Ricordate quando circa un anno fa il Borussia Dortmund perse 3-0 in Champions League contro il Tottenham a Londra? E ricordate le polemiche derivate dalla visita del barbiere nell’hotel dei gialloneri la sera prima della partita (poi smorzate da Watzke dicendo che i problemi erano solo sportivi)? Bene. A distanza di quasi 15 mesi, il rapporto tra il Dortmund e un barbiere è tornato a far discutere. Ma post Coronavirus. E senza problemi di risultati.

Come riportato dalla ‘Bild’, sei giocatori gialloneri sarebbero stati beccati a infrangere il protocollo della DFL. Si tratterebbe di Jadon Sancho (che infatti era tornato presentabile dopo dei giorni ‘scapigliati’), Rapha Guerreiro, Thorgan Hazard, Axel Witsel, Manuel Akanji e Daxo Zagadou.

Giovedì scorso – due giorni dopo il Klassiker – questi sei giocatori avrebbero ricevuto la visita a casa di Winnie Nana Karkari, parrucchiere molto noto sul web con lo pseudonimo di ‘Fresh Prince The Barber’. Un normale taglio di capelli, all’apparenza.

Fin qui tutto normale. O forse, no. Il problema sta nel fatto che sia i giocatori che il barbiere sono stati fotografati senza la mascherina protettiva, ovviamente obbligatoria in caso di prolungato contatto con altre persone. Il quale sarebbe in ogni caso vietato dalla DFL. Anche se quella del barbiere può essere considerata un’eccezione: altrimenti probabilmente sarebbe squalificato il 70% dei giocatori.

Nakari si è difeso dicendo che le mascherine sono state tolte soltanto per scattare la fotografia, mentre durante il taglio sono state ovviamente indossate, seguendo rigidamente le regole di sicurezza e di igiene.

Il Dortmund stesso ha voluto fare chiarezza intervenendo alla ‘Bild’ con un comunicato.

“È abbastanza normale che i ragazzi volessero tagliarsi i capelli dopo tutti questi mesi.
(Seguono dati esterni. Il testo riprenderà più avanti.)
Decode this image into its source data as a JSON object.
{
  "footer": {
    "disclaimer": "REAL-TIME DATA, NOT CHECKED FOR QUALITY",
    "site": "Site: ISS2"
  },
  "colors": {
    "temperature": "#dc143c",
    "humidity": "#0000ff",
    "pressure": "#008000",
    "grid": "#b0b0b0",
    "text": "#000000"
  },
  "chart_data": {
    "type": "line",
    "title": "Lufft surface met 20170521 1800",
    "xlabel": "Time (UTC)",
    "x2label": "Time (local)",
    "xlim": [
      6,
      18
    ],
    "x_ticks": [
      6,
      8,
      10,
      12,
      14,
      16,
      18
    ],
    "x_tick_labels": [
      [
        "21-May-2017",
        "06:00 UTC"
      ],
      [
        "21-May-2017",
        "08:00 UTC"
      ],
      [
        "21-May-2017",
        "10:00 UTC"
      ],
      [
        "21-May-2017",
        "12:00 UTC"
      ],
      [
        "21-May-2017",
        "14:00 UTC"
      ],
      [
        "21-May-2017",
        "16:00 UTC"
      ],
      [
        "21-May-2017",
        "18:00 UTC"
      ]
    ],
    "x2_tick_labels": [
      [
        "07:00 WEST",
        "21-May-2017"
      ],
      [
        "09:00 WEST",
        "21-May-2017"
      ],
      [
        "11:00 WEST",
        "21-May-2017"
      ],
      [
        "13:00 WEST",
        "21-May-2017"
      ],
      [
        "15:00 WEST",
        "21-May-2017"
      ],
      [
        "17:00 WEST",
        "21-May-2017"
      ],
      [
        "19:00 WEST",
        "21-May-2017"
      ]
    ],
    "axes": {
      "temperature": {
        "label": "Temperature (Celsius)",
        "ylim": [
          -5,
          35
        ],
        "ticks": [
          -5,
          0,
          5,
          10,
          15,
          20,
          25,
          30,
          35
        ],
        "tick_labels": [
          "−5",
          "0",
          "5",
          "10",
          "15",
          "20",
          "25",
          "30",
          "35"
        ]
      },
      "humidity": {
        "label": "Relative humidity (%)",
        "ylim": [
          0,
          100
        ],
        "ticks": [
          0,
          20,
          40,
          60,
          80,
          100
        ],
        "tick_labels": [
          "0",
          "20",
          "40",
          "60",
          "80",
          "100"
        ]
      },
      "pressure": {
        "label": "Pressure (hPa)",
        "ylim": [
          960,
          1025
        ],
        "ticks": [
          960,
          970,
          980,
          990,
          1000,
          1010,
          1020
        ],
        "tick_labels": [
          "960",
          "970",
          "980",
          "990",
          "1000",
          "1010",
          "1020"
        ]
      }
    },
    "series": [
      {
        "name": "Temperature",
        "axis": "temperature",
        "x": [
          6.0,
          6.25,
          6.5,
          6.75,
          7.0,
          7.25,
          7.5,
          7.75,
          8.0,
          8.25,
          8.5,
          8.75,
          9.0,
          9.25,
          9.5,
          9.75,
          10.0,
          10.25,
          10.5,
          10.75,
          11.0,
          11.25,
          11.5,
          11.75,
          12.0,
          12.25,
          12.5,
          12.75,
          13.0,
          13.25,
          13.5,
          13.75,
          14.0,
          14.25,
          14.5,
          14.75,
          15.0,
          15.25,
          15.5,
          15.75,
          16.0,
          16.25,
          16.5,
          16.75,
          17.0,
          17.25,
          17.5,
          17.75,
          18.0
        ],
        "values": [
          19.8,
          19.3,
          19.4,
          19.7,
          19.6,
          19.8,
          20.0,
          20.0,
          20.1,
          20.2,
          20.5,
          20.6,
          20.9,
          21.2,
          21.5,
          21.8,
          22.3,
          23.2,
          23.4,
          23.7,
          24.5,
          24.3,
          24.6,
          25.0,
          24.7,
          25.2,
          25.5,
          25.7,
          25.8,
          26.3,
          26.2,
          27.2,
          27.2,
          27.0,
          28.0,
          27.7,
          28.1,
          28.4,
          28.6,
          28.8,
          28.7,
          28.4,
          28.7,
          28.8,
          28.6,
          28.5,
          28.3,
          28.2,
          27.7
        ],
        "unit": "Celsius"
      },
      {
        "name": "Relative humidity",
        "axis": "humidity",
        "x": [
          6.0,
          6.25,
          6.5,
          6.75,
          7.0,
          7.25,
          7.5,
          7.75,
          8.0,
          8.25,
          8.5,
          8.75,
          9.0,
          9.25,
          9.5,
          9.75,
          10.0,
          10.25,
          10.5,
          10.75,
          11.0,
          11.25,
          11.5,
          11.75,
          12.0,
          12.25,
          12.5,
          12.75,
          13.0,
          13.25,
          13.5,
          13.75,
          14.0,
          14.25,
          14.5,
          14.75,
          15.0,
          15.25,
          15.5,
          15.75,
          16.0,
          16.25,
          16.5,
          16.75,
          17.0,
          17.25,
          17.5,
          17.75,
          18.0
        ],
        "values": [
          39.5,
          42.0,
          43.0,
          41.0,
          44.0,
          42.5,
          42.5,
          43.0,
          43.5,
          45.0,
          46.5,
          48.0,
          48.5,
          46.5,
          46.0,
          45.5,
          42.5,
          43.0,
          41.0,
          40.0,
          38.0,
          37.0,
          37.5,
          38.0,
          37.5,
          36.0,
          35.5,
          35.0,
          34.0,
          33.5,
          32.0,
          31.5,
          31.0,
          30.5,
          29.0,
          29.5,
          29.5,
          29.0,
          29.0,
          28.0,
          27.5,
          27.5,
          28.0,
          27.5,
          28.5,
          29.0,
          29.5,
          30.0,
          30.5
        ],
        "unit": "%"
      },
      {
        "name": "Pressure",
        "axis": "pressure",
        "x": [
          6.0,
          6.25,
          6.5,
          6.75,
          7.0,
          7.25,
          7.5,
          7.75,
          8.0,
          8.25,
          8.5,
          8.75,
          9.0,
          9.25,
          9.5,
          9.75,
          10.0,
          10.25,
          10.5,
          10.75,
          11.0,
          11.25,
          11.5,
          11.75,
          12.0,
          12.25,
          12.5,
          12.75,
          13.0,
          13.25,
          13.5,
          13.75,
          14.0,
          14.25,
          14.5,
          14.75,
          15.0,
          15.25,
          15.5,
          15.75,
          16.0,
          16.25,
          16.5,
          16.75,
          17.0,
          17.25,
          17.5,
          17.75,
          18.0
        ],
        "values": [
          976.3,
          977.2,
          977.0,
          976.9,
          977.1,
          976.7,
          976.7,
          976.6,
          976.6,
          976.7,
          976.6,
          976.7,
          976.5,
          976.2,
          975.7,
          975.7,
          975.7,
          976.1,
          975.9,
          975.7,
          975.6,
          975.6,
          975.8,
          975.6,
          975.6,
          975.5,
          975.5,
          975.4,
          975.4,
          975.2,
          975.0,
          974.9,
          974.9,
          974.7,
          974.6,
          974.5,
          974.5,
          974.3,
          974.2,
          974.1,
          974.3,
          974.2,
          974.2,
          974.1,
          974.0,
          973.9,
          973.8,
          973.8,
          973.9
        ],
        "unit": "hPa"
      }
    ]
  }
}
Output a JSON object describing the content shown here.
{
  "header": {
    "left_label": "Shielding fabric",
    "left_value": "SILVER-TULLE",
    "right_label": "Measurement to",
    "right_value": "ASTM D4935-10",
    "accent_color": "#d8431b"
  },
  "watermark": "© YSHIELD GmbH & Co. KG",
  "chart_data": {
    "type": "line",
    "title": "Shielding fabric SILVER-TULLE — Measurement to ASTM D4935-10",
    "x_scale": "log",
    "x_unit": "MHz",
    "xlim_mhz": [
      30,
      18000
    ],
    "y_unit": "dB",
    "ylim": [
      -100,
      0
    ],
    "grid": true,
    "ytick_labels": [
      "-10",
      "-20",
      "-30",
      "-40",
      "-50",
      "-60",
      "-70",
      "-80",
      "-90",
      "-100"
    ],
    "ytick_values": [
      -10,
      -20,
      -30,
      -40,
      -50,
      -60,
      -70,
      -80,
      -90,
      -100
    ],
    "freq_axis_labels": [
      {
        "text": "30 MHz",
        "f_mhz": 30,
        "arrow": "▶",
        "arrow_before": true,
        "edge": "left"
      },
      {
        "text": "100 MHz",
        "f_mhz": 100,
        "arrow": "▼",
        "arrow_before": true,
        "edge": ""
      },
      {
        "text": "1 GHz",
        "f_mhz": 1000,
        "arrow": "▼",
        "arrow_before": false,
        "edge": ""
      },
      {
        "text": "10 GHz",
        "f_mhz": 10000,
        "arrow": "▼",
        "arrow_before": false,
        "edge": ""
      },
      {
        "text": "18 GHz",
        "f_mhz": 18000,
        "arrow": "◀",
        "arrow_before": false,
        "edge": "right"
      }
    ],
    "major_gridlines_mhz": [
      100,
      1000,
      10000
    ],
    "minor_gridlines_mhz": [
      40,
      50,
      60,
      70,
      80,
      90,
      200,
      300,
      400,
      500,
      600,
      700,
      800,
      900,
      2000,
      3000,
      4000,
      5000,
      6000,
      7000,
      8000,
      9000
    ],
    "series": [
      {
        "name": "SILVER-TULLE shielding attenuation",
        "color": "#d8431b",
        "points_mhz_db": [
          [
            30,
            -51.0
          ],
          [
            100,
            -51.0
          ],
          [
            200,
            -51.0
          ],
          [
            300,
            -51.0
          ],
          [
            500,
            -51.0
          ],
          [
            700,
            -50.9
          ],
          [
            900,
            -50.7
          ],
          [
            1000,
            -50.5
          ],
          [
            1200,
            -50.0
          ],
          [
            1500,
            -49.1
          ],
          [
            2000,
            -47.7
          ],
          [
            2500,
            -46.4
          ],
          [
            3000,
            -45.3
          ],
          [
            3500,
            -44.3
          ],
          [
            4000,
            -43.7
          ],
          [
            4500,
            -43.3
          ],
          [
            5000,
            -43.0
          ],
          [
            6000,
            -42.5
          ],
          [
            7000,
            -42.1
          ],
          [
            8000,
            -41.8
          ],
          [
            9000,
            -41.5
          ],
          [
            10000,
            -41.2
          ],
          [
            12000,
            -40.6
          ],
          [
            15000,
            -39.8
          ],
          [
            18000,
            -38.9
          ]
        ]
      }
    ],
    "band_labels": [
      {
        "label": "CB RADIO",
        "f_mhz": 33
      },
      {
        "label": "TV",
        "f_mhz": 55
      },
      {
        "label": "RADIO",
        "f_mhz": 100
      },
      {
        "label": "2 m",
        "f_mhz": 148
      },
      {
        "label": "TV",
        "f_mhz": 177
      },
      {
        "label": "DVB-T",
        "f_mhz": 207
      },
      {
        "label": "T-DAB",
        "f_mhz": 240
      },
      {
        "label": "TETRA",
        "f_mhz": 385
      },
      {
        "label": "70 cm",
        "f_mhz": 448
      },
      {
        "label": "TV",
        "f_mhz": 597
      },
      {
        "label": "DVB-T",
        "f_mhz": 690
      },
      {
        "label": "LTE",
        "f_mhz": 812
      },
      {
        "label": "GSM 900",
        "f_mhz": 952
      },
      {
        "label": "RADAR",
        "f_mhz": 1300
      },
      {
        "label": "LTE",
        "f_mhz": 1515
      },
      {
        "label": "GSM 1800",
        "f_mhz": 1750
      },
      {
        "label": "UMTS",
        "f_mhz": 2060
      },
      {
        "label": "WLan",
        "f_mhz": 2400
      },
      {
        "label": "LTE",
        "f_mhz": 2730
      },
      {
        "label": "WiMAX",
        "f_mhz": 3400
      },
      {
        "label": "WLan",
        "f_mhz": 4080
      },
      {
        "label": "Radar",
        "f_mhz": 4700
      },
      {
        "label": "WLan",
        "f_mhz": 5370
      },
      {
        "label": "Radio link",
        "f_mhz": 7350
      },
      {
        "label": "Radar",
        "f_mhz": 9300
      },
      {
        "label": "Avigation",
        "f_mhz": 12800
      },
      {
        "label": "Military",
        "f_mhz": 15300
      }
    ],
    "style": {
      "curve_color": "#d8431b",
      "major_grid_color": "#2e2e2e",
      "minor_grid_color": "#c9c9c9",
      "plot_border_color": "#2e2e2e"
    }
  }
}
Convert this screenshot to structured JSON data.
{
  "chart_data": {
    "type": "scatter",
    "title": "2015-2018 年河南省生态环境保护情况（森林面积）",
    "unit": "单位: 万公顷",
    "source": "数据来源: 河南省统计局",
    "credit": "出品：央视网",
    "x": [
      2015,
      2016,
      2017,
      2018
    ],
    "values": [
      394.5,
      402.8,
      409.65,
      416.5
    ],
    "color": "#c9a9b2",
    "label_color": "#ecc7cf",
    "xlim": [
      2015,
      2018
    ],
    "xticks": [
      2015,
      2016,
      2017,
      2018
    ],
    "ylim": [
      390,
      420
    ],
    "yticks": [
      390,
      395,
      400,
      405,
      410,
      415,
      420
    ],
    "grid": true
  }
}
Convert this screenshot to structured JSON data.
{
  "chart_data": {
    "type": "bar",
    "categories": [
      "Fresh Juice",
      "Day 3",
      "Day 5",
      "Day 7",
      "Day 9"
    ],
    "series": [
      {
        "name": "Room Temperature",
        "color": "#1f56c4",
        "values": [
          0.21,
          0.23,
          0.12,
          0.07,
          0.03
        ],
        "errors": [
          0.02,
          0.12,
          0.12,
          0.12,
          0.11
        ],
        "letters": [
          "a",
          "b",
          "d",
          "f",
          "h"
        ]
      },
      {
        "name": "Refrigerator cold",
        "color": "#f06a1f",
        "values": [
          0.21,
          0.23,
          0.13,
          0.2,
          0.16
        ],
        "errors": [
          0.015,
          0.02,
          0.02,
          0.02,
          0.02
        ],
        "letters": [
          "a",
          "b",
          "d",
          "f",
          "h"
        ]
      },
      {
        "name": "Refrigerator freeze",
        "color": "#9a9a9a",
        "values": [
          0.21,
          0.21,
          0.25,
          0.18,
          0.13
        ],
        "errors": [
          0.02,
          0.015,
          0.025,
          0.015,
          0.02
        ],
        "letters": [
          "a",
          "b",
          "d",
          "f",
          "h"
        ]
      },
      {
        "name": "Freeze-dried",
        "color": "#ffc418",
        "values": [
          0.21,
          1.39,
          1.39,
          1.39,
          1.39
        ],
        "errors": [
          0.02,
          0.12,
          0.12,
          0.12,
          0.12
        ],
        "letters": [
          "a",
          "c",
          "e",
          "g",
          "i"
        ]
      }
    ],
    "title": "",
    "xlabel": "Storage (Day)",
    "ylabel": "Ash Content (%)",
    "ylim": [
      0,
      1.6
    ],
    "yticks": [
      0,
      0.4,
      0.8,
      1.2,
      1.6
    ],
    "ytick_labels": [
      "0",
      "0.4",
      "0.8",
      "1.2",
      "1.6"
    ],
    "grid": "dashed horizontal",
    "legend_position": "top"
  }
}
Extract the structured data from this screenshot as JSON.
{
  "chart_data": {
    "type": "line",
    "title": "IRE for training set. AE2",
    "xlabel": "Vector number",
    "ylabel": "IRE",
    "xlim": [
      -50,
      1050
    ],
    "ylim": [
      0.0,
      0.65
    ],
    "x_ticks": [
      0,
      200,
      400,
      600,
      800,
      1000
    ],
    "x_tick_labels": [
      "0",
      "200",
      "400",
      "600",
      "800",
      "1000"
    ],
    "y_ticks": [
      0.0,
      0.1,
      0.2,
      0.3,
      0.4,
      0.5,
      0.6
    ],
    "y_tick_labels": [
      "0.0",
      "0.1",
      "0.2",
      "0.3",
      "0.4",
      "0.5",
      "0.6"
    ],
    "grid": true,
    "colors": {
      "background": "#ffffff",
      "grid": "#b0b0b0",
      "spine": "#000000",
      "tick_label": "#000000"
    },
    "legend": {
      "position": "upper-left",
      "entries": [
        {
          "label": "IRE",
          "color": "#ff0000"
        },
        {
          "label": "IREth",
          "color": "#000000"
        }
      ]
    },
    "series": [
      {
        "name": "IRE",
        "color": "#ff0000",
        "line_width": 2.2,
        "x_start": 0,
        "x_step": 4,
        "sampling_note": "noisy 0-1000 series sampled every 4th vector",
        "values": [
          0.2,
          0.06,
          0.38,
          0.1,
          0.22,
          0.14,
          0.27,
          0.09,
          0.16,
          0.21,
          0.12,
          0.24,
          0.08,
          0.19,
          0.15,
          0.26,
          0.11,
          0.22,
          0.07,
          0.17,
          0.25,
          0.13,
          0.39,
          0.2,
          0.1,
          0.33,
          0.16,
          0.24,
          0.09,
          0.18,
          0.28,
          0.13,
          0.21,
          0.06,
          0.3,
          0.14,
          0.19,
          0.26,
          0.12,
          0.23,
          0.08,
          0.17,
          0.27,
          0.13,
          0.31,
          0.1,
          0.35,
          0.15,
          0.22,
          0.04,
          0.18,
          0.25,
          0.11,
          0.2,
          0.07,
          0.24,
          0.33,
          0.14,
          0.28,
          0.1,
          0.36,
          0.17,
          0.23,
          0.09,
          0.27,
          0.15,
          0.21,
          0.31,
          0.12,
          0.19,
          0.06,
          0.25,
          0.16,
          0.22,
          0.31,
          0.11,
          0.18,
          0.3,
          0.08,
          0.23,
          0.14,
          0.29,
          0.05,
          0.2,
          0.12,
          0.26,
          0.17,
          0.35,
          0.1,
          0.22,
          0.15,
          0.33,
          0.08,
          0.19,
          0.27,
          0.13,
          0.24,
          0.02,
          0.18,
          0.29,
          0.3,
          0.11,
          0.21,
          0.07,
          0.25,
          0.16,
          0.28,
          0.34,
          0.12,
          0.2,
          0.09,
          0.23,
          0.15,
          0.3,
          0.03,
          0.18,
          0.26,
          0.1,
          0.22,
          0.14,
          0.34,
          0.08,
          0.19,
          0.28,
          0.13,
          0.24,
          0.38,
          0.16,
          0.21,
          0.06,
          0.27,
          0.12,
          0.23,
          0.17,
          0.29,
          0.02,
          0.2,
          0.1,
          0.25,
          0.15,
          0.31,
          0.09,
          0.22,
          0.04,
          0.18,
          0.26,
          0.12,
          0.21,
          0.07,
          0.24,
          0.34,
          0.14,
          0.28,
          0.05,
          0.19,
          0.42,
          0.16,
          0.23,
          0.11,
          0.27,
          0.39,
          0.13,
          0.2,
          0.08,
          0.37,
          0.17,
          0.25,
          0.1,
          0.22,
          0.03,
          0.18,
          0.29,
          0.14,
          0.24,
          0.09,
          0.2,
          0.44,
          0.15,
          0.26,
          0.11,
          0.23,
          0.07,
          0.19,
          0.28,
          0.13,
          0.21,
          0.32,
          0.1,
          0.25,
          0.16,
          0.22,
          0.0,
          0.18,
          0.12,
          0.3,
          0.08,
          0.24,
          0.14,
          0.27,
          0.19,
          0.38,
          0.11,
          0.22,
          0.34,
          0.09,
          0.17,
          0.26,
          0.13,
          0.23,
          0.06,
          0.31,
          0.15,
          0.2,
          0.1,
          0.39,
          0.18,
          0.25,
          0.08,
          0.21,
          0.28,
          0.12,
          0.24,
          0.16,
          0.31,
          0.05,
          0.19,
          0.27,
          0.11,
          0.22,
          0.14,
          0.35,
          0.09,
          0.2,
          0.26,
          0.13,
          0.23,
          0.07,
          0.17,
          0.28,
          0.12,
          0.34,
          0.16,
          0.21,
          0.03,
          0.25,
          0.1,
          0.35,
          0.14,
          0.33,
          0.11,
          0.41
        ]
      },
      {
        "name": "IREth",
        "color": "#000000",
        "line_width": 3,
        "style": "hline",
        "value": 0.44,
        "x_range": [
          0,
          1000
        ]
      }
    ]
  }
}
Ma è certamente un errore da entrambe le parti il non indossare la mascherina. Lo ricorderemo molto chiaramente ai nostri giocatori. Anche il barbiere comunque dovrebbe farsi delle domande sul suo comportamento”.

La DFL aprirà con ogni probabilità un’indagine per vederci chiaro, anche se per ora – evidentemente – tutti i giocatori del BVB dovrebbero essere risultati negativi ai tamponi di routine. E la tesi di ‘Fresh Prince’ delle mascherine tolte solo per la foto potrebbe stare effettivamente in piedi. Una cosa è certa: tra il Dortmund e il barbiere il rapporto non decolla.